Markdown is a good format to write almost anything. But we as a data scientist, use Jupyter Notebook, a lot. We could do a very rapid experiment, with plot, data frame, etc. This makes me wonder, is it possible to turn a jupyter notes into a blog post? I actually try to do this at my current company, to create some sort of knowledge management platform for our research team.
The idea is to do some rapid experimentation with jupyter notebook, and when we found something useful, or interesting, we then add some markdown (jupyter notebook support markdown cell), to comment, or perhaps explain our code. Then using jupyter notebook converter (jupyter-nbconvert
), and viola, we get a markdown that could be used in our hugo sites.
The problem with this approach is that some charts that are being generated can’t be uploaded to your site automatically. If you have your own server, you probably could write a script that move your generated chart into public folder (/var/www/html
) and replace the url in the markdown to point that public image. This approach what I used in my previous company.
But in case you are using Github pages, or perhaps you just don’t want to clutter your private server with the generated images, this approach might not be preferable. For this, we could use object storage (S3). This is the approach I used for this blog.
Step
The overall process is simple:
- Use
jupyter-nbconvert
to convert your notebook files into markdown - For each generated chart and local image, upload them to the S3 server
- Replace the image URL from (1) step with the public link from (2)
S3 is great for storing media and other assets for your site.
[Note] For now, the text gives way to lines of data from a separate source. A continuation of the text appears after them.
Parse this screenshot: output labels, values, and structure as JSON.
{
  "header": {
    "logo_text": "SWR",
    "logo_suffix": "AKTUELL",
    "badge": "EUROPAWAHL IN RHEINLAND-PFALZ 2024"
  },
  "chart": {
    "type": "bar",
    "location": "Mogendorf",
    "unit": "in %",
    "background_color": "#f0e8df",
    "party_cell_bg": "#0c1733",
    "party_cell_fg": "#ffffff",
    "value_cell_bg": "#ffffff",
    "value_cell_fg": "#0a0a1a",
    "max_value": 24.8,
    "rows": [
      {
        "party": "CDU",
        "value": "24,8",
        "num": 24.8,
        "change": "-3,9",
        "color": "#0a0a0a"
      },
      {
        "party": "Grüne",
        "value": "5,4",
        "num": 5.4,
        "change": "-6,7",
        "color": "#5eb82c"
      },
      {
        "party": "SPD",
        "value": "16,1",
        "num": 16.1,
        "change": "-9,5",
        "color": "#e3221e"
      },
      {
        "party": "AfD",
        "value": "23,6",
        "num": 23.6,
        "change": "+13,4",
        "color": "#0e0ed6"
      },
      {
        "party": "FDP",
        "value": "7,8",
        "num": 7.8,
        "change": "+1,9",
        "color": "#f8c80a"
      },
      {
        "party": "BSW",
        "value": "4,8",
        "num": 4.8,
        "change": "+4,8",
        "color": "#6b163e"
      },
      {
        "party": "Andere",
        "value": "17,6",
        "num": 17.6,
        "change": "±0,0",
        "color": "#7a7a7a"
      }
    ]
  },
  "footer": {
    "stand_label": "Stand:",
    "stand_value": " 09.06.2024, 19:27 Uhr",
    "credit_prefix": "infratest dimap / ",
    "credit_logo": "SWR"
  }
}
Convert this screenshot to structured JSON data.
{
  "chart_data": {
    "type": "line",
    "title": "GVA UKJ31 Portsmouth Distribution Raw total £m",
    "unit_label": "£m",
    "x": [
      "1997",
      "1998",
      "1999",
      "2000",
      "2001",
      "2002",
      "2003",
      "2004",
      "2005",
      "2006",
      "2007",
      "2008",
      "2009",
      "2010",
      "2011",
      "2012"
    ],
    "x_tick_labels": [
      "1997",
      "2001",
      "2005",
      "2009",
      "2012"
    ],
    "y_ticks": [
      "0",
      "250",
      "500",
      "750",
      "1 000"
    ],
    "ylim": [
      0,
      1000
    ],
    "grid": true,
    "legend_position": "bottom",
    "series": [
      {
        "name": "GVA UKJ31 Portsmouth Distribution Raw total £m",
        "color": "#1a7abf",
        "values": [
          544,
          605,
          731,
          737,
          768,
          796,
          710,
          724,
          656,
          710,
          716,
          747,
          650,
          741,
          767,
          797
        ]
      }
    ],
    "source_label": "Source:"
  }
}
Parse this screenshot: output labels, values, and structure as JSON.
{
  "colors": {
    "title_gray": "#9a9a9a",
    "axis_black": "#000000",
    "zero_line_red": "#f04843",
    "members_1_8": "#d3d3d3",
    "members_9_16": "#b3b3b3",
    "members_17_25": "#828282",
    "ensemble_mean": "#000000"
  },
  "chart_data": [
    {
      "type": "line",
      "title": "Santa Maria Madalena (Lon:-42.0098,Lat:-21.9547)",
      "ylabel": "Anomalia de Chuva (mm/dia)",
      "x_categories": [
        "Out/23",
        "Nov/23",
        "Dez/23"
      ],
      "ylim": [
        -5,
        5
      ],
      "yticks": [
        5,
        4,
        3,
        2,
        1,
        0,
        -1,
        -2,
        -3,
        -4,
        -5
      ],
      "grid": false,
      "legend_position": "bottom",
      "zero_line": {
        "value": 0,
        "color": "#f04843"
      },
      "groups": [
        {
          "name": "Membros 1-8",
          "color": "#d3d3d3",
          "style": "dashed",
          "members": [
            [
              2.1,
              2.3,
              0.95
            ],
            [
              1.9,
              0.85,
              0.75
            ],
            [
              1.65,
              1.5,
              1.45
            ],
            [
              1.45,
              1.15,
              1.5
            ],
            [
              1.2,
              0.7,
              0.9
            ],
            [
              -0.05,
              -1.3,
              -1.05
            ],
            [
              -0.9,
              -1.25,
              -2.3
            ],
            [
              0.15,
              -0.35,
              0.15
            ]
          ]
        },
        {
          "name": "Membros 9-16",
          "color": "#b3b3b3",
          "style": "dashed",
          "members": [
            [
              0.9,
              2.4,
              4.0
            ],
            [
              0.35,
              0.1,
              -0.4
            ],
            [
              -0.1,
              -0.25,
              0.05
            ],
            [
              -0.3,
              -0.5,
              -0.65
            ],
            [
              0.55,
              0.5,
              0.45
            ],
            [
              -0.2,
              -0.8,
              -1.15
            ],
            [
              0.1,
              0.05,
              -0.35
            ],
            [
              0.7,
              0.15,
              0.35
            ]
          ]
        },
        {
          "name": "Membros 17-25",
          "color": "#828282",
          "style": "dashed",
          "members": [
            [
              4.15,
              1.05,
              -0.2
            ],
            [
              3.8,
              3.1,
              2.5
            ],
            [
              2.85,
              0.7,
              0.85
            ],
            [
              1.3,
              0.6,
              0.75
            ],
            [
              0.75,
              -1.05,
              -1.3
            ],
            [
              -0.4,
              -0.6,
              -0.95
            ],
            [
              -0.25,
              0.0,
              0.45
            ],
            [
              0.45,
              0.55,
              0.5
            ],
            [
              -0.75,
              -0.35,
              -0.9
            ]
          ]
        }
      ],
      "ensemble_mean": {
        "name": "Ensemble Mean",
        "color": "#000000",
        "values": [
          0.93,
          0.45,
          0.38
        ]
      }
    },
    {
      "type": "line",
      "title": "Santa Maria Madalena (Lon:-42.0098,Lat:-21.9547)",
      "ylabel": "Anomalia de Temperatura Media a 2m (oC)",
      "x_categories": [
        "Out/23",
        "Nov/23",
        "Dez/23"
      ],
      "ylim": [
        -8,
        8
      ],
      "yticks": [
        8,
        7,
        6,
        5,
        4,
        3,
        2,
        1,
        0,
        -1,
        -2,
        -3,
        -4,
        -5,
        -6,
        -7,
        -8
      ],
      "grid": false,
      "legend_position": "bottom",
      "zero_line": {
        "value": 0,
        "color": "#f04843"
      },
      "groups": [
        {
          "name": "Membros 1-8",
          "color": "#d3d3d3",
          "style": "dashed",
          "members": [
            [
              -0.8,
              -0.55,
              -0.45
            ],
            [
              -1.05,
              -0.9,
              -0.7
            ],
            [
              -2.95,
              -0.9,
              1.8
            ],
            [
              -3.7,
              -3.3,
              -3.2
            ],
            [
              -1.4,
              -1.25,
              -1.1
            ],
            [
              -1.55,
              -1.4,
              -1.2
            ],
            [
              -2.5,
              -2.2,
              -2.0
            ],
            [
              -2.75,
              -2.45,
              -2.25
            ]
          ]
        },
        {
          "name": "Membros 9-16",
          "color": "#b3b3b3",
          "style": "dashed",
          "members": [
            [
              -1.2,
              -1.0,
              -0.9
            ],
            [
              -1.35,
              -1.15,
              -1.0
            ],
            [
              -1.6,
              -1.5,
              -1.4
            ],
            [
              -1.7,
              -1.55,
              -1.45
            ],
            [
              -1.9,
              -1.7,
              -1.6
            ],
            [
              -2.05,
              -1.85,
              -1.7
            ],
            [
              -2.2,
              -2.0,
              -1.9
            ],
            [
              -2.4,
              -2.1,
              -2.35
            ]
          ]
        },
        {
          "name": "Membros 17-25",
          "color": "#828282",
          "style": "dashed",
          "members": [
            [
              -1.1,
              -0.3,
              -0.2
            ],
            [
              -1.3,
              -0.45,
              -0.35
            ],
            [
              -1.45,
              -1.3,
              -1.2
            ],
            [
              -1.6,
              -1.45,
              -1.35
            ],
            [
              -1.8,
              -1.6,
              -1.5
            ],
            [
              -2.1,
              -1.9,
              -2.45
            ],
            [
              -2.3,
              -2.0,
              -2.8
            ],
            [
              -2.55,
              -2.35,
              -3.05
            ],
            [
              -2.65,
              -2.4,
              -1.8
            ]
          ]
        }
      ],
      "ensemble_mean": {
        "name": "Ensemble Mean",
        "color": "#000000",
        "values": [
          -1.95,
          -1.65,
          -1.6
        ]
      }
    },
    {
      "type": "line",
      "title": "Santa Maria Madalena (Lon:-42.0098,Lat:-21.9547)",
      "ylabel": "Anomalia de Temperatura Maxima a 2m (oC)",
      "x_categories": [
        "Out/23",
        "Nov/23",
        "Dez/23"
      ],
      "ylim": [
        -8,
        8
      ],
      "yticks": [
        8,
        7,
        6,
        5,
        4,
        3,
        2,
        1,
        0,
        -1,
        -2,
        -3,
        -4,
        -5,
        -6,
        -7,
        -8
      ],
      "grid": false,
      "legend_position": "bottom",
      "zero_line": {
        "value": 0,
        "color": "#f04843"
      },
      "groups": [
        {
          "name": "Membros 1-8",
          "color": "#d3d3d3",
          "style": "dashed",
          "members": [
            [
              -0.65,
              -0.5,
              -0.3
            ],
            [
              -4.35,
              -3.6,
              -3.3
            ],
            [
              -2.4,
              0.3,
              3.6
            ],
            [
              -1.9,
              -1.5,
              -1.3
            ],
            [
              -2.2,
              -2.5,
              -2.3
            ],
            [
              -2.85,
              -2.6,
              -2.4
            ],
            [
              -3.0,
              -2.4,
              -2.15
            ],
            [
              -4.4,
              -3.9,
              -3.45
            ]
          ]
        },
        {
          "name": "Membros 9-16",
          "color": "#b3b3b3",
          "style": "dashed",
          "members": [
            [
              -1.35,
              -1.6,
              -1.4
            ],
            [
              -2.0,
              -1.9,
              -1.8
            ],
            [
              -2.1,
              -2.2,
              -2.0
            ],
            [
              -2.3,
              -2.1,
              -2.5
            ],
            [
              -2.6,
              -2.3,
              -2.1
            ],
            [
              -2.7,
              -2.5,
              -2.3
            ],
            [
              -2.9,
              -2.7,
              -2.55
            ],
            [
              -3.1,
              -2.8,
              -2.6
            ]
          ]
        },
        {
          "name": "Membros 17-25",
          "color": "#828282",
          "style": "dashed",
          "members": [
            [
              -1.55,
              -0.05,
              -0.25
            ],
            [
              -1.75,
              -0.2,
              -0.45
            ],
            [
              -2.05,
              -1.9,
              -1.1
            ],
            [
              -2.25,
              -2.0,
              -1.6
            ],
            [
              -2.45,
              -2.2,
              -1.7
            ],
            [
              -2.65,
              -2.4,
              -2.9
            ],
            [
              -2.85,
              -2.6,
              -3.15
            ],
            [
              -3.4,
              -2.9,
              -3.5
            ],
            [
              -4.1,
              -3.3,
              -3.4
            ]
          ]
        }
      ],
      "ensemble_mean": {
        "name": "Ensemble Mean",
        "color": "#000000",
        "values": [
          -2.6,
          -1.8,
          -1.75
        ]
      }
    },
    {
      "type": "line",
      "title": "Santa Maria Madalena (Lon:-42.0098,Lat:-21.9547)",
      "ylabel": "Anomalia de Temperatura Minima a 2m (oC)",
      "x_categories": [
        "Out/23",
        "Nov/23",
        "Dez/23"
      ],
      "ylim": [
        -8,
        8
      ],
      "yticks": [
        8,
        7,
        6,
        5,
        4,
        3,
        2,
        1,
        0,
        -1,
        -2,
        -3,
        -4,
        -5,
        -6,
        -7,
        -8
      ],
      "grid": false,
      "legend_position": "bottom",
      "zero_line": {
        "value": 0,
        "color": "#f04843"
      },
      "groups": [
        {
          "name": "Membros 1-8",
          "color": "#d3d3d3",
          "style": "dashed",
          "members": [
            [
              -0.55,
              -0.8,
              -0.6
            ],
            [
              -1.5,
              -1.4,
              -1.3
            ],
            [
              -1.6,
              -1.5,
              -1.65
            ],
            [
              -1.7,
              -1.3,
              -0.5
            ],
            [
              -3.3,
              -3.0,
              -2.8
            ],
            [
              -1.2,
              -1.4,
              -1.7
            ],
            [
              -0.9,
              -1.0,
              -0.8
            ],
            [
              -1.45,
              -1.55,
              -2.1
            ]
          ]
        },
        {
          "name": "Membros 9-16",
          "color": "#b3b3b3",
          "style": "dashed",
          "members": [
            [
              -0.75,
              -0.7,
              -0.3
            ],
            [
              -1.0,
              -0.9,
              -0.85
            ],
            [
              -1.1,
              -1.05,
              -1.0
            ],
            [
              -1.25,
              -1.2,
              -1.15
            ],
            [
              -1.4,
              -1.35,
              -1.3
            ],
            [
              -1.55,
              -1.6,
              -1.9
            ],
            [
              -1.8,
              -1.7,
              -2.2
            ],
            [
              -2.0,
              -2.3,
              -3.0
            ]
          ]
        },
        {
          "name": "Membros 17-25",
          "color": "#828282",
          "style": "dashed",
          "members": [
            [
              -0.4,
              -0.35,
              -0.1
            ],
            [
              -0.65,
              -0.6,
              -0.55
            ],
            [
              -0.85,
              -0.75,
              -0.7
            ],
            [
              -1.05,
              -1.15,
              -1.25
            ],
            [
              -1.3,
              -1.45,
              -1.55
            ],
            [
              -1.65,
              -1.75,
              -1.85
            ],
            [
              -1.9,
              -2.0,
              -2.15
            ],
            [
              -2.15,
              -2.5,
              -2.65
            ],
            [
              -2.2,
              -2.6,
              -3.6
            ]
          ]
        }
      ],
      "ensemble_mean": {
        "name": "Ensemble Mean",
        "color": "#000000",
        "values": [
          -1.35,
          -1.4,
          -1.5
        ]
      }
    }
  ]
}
There are many providers to choose from, start with AWS, GCP, even Linode. But currently I’m using a local Indonesia S3 provider, idcloudhost since it doesn’t have a minimum monthly payment and you pay as you used. So you don’t have to pay $5 per month for 250 GB where you only have 100MB files on it. It might be a little bit slow compares to other well-known provider, but it’s enough for my needs (for now).
pynote2mds3
To make everything easier, I’ve created a small script to automate this process that I called pynote2mds3. With this tool, you just need to provide your basic S3 access information in a configuration file and you are ready to go.
Just run pynote2mds3 mynotes.ipynb
and it will convert and upload the generated image for you. The end result is a markdown file that is ready to be used in Hugo.
import seaborn as sns
sns.set_theme(style="ticks")
df = sns.load_dataset("penguins")
sns.pairplot(df, hue="species")
<seaborn.axisgrid.PairGrid at 0xa88a95b0>
How about that?